Media sosial mengubah cara tragedi disaksikan dunia. Melalui TikTok, Instagram, Telegram, dan X, warga Gaza, jurnalis independen, serta relawan kemanusiaan dapat memperlihatkan realitas lapangan secara langsung kepada publik global. Video tentang rumah sakit yang penuh sesak, keluarga yang bertahan di tengah reruntuhan, atau anak-anak yang mengantre makanan sering kali membangun empati lebih kuat dibanding konferensi pers politik yang formal dan dingin.

Di Gaza, informasi kini telah menjadi bagian dari medan perang.

Meski demikian, ruang digital juga tidak sepenuhnya bebas. Konten tentang Palestina kerap menghadapi pembatasan, penghapusan, penurunan jangkauan, hingga tekanan algoritma. Fenomena ini menunjukkan bahwa pertarungan narasi modern tidak hanya berlangsung melalui senjata, tetapi juga melalui sistem digital yang menentukan informasi mana yang layak terlihat dan mana yang perlahan ditenggelamkan.

Di tengah situasi tersebut, solidaritas global terhadap Palestina justru terus tumbuh. Dari berbagai penjuru dunia, masyarakat sipil bergerak melalui kampanye digital, aksi jalanan, penggalangan donasi, kolaborasi lembaga kemanusiaan, hingga tekanan moral terhadap pemerintah dan aktor internasional. Solidaritas hari ini tidak lagi dibatasi oleh wilayah geografis. Ia bergerak melalui jaringan informasi, empati, dan kesadaran kolektif lintas negara.

Dalam perspektif pascakolonial, cara sebagian media Barat menggambarkan Gaza juga perlu dibaca secara kritis. Palestina sering ditempatkan sebagai sumber ancaman, sementara Israel lebih banyak diberi ruang sebagai pihak yang mempertahankan diri. Padahal akar konflik—pendudukan, blokade, pengusiran, dan ketimpangan kekuatan—telah berlangsung selama puluhan tahun. Ketika konteks sejarah dihilangkan, publik akhirnya melihat tragedi Gaza seolah berdiri sendiri, tanpa memahami struktur ketidakadilan yang melatarbelakanginya.

Narasi seperti ini berbahaya karena perlahan mengikis sisi manusia dari warga Palestina. Ketika korban sipil hanya hadir sebagai angka statistik, empati publik menjadi tumpul.

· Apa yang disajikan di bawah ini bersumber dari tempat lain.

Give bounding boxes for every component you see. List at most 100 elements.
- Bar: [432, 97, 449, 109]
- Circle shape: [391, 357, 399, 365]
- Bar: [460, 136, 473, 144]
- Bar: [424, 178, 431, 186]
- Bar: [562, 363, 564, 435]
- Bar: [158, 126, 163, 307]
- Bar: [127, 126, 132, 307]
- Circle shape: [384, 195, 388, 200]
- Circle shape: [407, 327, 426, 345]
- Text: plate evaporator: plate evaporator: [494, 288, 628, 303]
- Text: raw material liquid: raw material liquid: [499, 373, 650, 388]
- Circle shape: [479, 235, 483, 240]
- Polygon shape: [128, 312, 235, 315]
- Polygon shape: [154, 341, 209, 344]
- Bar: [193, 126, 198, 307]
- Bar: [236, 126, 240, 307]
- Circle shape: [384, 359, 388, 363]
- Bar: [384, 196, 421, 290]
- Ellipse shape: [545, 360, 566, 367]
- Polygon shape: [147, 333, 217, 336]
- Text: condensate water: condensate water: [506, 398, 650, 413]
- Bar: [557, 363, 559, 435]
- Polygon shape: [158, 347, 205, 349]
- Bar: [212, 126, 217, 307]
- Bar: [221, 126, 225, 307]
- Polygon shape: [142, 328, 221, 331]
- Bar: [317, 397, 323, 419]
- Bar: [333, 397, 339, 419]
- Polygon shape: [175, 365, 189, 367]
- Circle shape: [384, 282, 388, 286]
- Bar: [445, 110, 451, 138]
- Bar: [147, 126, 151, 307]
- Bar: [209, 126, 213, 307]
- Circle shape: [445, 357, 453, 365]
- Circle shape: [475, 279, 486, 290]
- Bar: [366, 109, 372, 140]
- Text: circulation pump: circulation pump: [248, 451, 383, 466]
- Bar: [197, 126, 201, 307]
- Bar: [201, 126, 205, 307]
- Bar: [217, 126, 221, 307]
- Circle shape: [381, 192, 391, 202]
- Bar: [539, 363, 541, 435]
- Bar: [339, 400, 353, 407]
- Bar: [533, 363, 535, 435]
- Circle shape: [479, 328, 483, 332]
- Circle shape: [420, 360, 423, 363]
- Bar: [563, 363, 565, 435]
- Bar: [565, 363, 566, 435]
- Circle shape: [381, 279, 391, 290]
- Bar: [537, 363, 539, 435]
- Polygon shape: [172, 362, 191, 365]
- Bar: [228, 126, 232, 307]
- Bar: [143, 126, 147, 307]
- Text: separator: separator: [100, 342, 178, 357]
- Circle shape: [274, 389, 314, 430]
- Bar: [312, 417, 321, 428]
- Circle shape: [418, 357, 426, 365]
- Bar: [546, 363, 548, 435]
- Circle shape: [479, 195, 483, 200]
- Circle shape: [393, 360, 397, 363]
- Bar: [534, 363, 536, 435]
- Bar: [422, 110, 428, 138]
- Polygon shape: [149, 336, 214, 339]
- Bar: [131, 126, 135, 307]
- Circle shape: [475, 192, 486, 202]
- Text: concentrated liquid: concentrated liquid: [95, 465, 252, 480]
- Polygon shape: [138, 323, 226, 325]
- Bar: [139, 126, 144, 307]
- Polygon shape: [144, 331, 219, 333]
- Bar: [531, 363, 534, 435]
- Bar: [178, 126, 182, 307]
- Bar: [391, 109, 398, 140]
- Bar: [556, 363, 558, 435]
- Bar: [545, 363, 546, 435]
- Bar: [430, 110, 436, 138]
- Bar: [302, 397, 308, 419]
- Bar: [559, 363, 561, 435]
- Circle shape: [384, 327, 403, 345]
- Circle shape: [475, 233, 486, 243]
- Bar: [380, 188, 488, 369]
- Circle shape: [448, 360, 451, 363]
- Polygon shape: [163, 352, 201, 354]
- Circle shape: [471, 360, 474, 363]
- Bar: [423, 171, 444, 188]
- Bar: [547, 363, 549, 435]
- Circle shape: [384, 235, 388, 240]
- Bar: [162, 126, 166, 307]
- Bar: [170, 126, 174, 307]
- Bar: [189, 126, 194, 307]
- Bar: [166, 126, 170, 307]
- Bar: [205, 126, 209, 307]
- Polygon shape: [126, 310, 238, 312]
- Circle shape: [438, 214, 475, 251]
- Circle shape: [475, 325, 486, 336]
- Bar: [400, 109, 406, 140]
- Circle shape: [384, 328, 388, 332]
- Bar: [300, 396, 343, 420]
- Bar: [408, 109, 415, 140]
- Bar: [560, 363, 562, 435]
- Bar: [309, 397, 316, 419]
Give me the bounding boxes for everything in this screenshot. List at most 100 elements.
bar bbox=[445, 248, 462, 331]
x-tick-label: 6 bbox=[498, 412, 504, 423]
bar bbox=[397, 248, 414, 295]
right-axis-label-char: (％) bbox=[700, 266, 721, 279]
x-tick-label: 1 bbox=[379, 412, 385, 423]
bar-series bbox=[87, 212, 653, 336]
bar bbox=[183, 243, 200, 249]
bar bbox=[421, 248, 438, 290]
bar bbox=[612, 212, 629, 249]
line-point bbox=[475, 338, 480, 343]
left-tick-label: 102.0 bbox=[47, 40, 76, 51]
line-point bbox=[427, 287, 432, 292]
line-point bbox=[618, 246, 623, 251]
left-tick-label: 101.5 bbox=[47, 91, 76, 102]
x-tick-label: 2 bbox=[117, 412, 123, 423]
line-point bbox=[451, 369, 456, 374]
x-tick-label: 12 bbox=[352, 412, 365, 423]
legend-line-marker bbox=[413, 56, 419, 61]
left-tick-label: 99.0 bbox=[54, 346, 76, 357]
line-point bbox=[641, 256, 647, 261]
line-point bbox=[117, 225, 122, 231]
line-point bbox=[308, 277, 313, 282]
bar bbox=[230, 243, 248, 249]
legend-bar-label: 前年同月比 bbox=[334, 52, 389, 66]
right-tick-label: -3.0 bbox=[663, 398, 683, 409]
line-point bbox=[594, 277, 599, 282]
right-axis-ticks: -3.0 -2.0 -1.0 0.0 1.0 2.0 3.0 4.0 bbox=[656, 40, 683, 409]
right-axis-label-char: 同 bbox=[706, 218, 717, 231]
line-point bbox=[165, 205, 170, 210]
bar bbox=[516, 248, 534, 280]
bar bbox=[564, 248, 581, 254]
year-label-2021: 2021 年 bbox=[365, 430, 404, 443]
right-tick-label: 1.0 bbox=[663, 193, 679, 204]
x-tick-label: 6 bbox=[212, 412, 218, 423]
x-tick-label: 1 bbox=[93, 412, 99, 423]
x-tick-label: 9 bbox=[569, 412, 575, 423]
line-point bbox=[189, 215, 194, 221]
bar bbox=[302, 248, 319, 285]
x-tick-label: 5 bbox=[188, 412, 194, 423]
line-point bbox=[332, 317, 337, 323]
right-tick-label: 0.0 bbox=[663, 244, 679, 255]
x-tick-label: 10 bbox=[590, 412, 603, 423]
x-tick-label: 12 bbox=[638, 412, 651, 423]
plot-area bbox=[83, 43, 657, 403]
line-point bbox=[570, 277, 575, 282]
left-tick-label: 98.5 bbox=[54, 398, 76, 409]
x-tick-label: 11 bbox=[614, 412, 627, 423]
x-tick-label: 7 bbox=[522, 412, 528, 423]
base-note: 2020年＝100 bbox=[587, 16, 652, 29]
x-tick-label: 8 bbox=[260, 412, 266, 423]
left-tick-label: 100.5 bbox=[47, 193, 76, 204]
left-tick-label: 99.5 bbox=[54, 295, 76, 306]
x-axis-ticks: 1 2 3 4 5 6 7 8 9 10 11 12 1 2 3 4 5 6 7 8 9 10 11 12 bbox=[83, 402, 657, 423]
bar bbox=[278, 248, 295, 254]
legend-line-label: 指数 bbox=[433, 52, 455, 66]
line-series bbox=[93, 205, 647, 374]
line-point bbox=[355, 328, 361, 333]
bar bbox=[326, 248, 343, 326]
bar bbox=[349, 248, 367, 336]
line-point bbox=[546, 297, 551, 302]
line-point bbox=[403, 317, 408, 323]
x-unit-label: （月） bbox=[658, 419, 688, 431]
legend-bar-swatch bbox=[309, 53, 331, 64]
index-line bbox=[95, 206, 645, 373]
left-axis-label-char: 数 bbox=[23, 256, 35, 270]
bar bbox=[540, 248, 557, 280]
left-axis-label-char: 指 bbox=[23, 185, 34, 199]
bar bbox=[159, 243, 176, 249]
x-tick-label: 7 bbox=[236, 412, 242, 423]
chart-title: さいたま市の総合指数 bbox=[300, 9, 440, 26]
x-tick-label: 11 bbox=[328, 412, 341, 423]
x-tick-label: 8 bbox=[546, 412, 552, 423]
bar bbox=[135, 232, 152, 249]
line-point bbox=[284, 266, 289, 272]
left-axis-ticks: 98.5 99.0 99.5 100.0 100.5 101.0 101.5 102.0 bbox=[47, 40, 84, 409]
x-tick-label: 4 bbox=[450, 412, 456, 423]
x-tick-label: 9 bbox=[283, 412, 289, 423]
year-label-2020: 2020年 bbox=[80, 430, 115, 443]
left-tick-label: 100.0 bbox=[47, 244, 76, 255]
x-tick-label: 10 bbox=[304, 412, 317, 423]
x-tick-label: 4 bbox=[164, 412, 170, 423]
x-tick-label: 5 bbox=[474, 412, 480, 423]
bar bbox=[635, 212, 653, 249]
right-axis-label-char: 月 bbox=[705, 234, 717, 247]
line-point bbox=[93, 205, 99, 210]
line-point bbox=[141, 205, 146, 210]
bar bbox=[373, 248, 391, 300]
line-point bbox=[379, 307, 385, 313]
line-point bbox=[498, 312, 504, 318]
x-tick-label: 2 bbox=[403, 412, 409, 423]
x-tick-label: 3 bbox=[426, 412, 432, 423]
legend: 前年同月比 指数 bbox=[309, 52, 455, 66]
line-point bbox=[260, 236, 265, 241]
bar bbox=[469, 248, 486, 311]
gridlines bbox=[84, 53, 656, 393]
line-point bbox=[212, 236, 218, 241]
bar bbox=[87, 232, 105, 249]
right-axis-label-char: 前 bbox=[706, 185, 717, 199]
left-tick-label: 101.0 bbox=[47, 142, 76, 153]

Ketika penderitaan kehilangan konteks, dunia perlahan terbiasa melihat tragedi sebagai sesuatu yang biasa.

Karena itu, Gaza tidak boleh hanya dibicarakan sebagai isu perang atau konflik kawasan. Gaza harus dipahami sebagai amanah kemanusiaan global. Di sana ada masyarakat sipil yang membutuhkan perlindungan, bantuan, dan keberpihakan moral dari dunia internasional.

Pada akhirnya, Gaza adalah titik temu antara krisis kemanusiaan, propaganda media, kepentingan geopolitik, dan solidaritas global. Yang diperebutkan bukan hanya siapa yang menang secara militer, tetapi juga siapa yang dipercaya oleh nurani publik dunia.

Dan di tengah kabut propaganda yang terus memenuhi ruang informasi global, tugas kemanusiaan adalah memastikan satu hal sederhana tetap bertahan: agar korban tetap terlihat sebagai manusia.